Van de driehonderd joden die bij het uitbreken van de oorlog te Gent gevestigd waren, konden ongeveer honderdvijftig aan de gruwelijke greep der nazi’s ontsnappen. Na de oorlog hernam het leven voor de joden die aan de slachting waren ontkomen. Bij de te Gent teruggekeerde joden voegden zich tijdelijk ook enkele joden uit Centraal – en Oost – Europa.
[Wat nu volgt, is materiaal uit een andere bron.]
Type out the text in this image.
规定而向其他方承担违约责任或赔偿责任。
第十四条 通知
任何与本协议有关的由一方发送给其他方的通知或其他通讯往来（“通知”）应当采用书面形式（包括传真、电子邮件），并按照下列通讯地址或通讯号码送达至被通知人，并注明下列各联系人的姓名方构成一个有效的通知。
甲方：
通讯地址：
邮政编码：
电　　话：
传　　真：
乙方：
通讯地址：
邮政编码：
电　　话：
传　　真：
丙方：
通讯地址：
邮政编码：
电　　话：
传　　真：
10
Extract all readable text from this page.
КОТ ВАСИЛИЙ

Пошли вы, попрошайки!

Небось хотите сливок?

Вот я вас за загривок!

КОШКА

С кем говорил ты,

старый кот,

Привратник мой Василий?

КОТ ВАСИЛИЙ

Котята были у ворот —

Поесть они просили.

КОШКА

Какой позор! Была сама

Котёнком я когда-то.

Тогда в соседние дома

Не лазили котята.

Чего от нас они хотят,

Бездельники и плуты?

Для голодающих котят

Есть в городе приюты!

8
In 1970 waren er nog 40.000 joden in België. Twaalf joodse gemeenschappen wo. tien Ashkenazi (genoemd naar Askenaz, kleinzoon van Jafeth, waarmee volgens Joodse overlevering Germanen of Duitsers benoemd zijn) en twee Sephardim (naar het bekende land Sepharad, waarheen joden uit Jeruzalem zouden verdreven worden) werden in het land wettelijk erkend evenals hun eredienst. De Gentse joodse gemeenschap telt heden ten dage ongeveer veertig families,heeft een synagoog in de stad die geleid wordt door een rabbijn. En het leven gaat voort, spijt alle beproevingen, alle smarten, en alle martelingen. En de jood ploegt voort, te Gent als over de hele aarde. Hij blijft gehecht aan zijn Adonaï en gelooft in zijn onverwoestbaar volk, en in een gelijkgerechtigd menswaardig bestaan.

Paul Rogghé

Bijzonderste bronnen

Archives Départementales te Rijsel, Stadsarchief Gent, Rijksarchief Gent en verder de auteurs: Jean Stengers, E. Ouverbeaux, S. Ullman, F. De Potter, P. Claeys, V. Fris, J. Gérard-Libois en José Gotovitch.